Among the industries, the manufacturing industry, which is an important contributor to the success in the foreign markets, still posts the most rapid growth, thus ensuring the greatest positive contribution in the GDP dynamic (2 percentage points). Trade is a close second, posting significant growth after a very rapid downslide. The contribution of transport and communications to GDP growth is likewise large: carriage of goods by road and passenger turnover in the main kinds of transportation as well as business at the Riga Airport all grew rapidly. The drop in construction, on the other hand, slowed substantially.
In the next few quarters, global developments will have an important effect on the Latvian economy. Taken as a whole, neither the situation, nor the course of the public discussions regarding it increases confidence in stable foreign demand. The development of the Latvian economy in the middle term is also subject to several important domestic risks.

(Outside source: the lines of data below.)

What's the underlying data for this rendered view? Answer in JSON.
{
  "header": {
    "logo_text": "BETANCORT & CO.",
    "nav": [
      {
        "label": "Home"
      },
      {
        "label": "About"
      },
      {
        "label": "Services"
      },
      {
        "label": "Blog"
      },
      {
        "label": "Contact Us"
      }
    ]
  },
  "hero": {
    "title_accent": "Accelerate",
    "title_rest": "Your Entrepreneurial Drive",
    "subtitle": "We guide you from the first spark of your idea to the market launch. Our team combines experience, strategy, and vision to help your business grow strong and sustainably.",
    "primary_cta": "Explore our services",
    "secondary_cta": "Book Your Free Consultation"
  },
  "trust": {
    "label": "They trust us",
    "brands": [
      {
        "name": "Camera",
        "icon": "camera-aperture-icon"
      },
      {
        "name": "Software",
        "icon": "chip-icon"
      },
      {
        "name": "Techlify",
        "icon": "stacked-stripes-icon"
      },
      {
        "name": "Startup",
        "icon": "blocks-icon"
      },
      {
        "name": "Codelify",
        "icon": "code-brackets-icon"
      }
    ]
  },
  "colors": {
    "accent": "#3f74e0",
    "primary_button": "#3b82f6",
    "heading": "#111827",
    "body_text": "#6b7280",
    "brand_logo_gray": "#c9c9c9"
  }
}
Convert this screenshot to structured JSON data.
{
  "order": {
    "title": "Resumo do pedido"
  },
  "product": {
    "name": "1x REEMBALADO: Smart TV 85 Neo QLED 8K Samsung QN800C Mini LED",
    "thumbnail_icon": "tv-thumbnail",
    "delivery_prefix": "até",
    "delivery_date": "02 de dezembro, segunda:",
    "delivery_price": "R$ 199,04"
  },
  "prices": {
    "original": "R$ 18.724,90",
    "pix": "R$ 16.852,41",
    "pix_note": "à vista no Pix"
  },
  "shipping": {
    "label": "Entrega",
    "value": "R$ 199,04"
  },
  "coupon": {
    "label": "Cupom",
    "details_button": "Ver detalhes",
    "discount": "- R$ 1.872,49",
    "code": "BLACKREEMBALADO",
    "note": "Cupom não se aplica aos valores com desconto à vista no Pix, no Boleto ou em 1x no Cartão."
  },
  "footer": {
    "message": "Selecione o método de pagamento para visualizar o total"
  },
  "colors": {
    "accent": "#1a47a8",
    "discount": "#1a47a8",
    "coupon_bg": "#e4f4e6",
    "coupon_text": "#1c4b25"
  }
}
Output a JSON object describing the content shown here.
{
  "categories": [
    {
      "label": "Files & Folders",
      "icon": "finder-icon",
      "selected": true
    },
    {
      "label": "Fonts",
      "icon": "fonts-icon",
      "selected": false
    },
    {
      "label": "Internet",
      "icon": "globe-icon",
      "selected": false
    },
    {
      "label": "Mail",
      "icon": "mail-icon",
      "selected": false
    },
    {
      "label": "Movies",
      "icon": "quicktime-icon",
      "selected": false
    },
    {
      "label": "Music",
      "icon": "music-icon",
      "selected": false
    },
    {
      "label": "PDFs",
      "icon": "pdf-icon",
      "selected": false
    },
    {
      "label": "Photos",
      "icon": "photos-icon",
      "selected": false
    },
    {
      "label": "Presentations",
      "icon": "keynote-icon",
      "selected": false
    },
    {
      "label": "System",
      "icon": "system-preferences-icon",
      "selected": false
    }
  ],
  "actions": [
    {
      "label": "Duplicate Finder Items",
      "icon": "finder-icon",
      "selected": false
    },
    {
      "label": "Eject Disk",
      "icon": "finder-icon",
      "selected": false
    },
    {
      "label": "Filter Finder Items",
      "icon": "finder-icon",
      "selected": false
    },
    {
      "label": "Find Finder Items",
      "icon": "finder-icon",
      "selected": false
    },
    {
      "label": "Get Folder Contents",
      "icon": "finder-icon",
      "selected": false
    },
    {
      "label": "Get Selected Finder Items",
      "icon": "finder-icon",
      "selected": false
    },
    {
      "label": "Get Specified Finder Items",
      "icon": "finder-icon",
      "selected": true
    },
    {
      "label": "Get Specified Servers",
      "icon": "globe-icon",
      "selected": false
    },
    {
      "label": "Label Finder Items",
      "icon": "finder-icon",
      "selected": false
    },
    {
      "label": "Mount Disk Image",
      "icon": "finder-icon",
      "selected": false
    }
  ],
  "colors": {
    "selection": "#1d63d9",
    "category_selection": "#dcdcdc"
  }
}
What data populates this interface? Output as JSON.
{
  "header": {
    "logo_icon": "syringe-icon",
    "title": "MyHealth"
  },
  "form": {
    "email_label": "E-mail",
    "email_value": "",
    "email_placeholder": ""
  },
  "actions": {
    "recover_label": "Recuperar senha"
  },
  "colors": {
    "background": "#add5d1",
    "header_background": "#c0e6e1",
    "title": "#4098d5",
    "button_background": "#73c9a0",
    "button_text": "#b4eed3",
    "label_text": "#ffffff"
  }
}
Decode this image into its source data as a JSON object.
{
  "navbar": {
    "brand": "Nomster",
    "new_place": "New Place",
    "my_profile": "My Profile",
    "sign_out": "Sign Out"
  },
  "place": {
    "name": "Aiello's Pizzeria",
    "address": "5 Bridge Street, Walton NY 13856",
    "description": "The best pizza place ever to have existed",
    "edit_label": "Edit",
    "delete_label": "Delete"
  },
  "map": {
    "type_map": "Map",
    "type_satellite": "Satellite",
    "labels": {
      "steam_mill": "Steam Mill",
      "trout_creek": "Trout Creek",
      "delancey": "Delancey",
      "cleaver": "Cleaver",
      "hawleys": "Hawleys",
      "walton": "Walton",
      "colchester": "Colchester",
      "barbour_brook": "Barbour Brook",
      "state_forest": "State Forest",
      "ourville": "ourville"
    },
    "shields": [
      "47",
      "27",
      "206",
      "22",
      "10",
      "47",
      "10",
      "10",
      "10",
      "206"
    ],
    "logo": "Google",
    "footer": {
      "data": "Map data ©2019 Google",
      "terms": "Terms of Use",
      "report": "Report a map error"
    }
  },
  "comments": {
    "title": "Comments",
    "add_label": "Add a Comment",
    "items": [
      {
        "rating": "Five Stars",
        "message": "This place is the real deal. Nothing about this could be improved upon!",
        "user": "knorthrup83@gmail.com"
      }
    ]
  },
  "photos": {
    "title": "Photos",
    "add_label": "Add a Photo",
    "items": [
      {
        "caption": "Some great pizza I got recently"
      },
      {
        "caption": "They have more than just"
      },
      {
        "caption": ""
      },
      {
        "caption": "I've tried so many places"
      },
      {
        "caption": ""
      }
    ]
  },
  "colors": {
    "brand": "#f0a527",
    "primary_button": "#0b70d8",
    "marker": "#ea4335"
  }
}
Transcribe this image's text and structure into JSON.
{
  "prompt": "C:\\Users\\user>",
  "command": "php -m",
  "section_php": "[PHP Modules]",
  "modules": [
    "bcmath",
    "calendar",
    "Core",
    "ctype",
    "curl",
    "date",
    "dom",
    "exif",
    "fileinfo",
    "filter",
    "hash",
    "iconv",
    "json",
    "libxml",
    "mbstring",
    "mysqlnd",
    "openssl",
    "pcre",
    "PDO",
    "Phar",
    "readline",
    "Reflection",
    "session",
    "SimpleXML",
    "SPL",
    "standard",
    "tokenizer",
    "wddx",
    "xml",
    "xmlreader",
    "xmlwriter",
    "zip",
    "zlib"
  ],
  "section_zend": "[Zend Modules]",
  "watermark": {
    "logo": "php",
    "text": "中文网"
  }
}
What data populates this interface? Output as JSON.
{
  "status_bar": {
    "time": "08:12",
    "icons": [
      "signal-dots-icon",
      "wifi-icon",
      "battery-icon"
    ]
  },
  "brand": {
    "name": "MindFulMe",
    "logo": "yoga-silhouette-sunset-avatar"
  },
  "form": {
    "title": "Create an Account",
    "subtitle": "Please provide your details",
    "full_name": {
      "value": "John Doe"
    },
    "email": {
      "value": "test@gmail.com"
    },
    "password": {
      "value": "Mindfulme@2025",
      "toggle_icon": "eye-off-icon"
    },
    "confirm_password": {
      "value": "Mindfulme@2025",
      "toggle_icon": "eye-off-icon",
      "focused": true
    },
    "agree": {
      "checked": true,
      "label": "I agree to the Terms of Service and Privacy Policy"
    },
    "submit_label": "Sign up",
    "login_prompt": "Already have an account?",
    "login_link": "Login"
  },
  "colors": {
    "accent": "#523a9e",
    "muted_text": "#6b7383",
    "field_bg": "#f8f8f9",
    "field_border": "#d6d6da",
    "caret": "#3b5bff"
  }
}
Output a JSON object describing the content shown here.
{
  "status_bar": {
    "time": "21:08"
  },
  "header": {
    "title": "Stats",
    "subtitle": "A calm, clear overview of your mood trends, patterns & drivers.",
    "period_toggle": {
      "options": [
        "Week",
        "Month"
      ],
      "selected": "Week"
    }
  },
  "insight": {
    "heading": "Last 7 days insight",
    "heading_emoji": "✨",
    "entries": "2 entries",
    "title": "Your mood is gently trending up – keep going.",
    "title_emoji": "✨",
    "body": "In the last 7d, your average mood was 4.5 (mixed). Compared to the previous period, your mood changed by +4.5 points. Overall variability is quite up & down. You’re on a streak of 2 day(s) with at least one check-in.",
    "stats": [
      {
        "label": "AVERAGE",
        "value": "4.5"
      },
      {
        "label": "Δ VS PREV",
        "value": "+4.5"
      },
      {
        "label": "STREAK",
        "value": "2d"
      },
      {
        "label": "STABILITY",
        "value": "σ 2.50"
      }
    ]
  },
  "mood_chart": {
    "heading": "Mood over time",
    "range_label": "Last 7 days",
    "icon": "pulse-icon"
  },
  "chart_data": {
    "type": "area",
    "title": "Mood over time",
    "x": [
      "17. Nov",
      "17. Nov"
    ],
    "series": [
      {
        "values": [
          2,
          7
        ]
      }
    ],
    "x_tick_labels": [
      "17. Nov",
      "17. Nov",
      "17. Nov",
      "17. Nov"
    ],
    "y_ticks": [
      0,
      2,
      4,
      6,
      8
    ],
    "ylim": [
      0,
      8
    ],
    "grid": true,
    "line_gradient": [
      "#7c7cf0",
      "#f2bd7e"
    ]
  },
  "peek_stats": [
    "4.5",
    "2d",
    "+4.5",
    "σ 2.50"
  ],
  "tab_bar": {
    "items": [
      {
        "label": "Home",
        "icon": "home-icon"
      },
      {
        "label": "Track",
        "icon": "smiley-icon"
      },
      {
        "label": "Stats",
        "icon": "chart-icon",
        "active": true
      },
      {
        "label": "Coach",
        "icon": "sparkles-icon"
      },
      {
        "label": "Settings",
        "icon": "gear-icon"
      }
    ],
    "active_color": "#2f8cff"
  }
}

- The capacities of enterprises oriented toward domestic demand may still be rather free whereas the capacity of many exporting businesses has already been exhausted. Despite the good export indicators, the attraction of new investments could be limited both by financial factors and uncertainty regarding future development. Even though the latest investment data show much improvement, worry about the stability of these changes and their distribution - i.e. whether the improvement can really be attributed to investments promoting further development of production - remains.
- Employment is rising gradually, yet the presence of a variety of structural risks is felt ever more acutely: the lack of adequately qualified employees, the high and persistent level of prolonged unemployment, the ever more pronounced regional disproportions etc. Therefore some thought must be given to the implementation of national employment programmes in ways that would meet the demands of the market and be more goal-oriented.
- Since the draft budget for 2011 holds no promise for improving the competitiveness of enterprises, the ability to continue with the reforms in state functions and education as well as further work on measures to reduce shady economy so as to return to tax cuts as soon as possible and thus stimulate production will be decisive in terms of resuming growth.